A Photographer's View | Gena Davies

Gena Davies: My name is Gena Davies I've been living in Brecon since 1971. I moved here from Pontypridd, it's a town where it looks small, but there's a lot going on, could hardly ever walk down into town without meeting someone you know?

Interviewer: You are a photographer?

Gena Davies: Yes.

Interviewer: So tell me about your photography of the Jazz Festival events.

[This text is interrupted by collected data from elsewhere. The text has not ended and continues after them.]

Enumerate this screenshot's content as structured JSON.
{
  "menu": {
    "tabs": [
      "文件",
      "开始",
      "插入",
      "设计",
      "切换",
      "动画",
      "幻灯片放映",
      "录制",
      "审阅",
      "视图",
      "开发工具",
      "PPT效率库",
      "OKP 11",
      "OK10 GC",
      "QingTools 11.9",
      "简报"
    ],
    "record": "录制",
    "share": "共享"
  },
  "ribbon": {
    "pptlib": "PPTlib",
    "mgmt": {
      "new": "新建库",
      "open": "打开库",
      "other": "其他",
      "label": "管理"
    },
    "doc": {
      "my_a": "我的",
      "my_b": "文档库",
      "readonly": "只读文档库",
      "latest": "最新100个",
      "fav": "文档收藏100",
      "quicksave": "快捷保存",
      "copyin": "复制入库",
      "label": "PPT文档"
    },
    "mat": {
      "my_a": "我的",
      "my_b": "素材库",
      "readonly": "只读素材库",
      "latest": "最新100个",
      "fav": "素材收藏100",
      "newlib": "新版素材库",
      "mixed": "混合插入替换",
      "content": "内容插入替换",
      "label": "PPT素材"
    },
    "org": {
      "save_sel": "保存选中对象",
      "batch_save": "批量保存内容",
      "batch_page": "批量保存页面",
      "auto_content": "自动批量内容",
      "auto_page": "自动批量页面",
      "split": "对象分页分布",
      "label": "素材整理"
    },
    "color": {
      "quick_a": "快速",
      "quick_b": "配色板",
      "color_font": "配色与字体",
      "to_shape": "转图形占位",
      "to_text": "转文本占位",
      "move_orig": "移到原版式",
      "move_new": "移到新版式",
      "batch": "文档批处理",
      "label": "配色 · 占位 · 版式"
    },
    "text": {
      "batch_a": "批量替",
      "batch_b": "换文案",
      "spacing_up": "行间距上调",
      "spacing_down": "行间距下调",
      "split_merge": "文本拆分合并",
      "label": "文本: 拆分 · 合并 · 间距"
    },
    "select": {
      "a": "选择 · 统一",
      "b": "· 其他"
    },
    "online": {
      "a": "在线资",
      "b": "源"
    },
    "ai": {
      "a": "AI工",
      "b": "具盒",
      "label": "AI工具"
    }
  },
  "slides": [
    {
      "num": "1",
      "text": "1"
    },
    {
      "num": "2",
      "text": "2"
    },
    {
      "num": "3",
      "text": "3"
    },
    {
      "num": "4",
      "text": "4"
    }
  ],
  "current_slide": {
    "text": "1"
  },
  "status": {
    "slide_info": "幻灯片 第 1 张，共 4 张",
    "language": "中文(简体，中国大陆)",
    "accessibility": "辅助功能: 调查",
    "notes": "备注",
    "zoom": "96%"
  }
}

Gena Davies: Yes. Well, the first one...how could i put it. It was a bit of a surprise just hearing there was going to be a jazz festival back and it had always been a place of well, agriculture shows and sheep dog trials. A Jazz Festival sounded extremely exotic for this particular town. I didn't know about all the preparations of course it was just something that was happened. So I went down to town and it was rather like just before the fair but without all the stands. Town Center absolutely free of traffic. People just standing about waiting for things to happen. Suddenly, cafes and pubs had put chairs and tables out on the pavement. Wonderful. Then everyone started crowded round the band stand and in march The adamant and croquet band. Wonderful.

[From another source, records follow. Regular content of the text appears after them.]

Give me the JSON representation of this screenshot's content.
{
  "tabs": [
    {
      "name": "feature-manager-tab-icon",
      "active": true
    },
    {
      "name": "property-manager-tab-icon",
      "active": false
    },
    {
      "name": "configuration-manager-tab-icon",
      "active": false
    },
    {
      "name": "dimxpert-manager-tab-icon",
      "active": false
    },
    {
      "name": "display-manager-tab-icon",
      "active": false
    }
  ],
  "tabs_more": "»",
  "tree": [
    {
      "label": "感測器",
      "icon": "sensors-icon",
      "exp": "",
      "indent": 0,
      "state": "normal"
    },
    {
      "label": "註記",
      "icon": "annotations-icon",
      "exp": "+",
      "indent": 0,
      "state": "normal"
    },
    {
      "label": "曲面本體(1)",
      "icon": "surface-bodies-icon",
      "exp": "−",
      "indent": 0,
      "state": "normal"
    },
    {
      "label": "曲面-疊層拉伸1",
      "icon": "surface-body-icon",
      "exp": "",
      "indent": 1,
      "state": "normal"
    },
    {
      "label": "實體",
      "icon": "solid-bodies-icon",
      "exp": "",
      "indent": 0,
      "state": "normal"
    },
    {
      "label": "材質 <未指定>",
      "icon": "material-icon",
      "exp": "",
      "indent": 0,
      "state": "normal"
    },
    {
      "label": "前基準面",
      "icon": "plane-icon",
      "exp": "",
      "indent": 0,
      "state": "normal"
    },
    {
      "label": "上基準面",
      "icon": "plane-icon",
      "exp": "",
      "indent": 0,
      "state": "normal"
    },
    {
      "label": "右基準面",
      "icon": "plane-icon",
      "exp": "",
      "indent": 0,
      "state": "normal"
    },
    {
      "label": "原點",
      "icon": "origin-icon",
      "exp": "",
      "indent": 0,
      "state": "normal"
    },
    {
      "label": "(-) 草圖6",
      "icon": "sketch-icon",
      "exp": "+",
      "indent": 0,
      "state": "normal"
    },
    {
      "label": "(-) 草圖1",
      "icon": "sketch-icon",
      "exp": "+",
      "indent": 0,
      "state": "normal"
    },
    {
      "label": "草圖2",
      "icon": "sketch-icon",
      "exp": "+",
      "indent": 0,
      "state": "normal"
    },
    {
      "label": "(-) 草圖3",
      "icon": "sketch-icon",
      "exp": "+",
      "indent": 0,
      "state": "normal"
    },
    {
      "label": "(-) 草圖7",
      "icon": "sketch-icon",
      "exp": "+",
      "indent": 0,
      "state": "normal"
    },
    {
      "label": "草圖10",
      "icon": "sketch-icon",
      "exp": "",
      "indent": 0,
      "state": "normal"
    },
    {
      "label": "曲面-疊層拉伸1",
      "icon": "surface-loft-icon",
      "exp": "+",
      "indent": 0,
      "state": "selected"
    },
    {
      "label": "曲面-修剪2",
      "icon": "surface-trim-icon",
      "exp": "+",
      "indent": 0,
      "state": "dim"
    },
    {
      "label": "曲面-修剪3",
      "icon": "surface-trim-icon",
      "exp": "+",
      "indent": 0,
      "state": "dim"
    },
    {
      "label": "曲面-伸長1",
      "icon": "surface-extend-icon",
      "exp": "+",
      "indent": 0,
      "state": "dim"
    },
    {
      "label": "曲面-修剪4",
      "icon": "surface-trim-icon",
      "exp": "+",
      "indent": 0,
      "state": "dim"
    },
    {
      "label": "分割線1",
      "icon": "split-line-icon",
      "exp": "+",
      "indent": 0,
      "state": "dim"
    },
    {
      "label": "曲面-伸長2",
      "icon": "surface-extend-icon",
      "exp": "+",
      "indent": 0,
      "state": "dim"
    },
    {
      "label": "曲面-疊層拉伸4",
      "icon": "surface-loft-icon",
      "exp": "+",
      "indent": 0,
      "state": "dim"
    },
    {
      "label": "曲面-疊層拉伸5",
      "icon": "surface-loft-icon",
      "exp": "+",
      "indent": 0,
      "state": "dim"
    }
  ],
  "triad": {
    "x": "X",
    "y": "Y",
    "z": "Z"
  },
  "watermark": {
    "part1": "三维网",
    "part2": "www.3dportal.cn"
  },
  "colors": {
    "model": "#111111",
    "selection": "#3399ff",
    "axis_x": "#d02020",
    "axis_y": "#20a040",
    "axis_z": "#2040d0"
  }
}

Gena Davies: For the next few days, the town was swinging a group of miners, this was when the miners strike was on, came up from Merthyr with a band of their own. They were more or less positioned, just by the doors... not far from the doors of the guild hall by Lloyds Bank. So there were now about three bands going. And there were also professional concerts, but I didn't go to any of them at a time, i don't think i could've afforded the tickets. I was out of work at that particular moment. I was taken photographs after photographs. Everything was swinging.

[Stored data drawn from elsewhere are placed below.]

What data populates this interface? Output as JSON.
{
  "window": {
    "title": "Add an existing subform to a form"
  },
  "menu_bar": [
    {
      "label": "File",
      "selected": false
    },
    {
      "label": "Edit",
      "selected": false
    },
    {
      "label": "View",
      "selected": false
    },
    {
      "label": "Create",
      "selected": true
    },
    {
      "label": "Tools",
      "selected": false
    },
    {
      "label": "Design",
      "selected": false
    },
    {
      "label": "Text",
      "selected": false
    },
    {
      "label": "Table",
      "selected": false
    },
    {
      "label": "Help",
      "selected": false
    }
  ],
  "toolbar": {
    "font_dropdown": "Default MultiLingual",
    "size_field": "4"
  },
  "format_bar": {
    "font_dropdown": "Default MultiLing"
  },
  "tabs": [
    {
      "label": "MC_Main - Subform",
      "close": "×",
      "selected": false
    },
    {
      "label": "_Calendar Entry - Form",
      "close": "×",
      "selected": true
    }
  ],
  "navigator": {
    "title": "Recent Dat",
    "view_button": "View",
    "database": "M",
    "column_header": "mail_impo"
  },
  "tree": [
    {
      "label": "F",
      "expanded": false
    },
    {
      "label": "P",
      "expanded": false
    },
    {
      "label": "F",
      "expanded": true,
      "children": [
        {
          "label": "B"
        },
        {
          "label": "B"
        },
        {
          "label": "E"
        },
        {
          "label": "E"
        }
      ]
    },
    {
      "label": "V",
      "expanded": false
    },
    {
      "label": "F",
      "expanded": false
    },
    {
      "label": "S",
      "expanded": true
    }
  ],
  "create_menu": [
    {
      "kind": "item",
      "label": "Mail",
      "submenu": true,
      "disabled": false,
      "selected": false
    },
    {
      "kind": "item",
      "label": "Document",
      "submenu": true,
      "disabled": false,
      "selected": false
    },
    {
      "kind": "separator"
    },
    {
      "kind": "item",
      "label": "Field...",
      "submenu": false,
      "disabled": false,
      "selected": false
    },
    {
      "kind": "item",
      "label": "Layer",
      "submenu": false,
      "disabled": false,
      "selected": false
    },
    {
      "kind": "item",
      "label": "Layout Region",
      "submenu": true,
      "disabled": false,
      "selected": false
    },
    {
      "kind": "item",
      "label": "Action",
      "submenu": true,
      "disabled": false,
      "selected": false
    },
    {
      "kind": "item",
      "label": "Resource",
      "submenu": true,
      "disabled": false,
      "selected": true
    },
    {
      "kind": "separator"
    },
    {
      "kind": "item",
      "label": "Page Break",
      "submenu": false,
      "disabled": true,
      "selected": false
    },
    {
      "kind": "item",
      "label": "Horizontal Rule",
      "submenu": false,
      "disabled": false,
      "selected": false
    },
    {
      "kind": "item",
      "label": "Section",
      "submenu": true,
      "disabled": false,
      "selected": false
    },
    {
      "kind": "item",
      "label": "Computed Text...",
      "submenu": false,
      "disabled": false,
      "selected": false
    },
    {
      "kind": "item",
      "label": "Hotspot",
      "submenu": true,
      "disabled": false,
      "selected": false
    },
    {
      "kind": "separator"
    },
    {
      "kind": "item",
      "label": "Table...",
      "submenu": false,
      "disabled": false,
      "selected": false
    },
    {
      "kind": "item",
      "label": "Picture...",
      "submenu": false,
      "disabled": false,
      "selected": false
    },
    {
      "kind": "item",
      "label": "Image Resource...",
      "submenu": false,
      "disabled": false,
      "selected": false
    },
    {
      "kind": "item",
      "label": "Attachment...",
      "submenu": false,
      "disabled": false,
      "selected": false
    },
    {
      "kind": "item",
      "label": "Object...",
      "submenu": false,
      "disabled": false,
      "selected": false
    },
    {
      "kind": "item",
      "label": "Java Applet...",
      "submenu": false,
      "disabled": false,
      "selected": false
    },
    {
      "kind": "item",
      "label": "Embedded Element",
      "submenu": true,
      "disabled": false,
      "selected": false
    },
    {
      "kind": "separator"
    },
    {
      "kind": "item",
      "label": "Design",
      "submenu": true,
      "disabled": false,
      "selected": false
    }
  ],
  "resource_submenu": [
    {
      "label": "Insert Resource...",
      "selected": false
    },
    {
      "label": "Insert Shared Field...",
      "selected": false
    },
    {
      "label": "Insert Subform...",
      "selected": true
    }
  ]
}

Gena Davies: As the festival got bigger I took photographs of some of the big names. I remember, Lionel Hampton. That was in 1993. And Wynton Marsalis who's now the head of Jazz at Lincoln Center in New York, that was 1993 and Stephen Capelli. That was a tremendous year. And George Melly was a regular as he lived just down the road at Scethrog.

Gena Davies: What I've always liked was the street music and the band...They... It was a lot freer than in the hall you have to be a bit careful in a hall not to annoy people or the stewards. And as the festival got more professionally ran, and security got tight, it got a bit more difficult. You always seem to be frightened at times, the lighting assistance and television cameras were sometimes a nuisance, because they always grabbed the best positions. And when the theatre came along, there was sound checks as well. I remember, they sometimes went on for a very long time the sound checks and irritated the people who were waiting. When I started photography i had an ambition to be the Ansel Adams as the Brecon Beacons National Park. I've got a book out it still on sale at the hours if you want to know The Brecon Jazz Story, but it ends in 2013 no 2012 book was published in 2013. I feel like saying, get a copy of the book.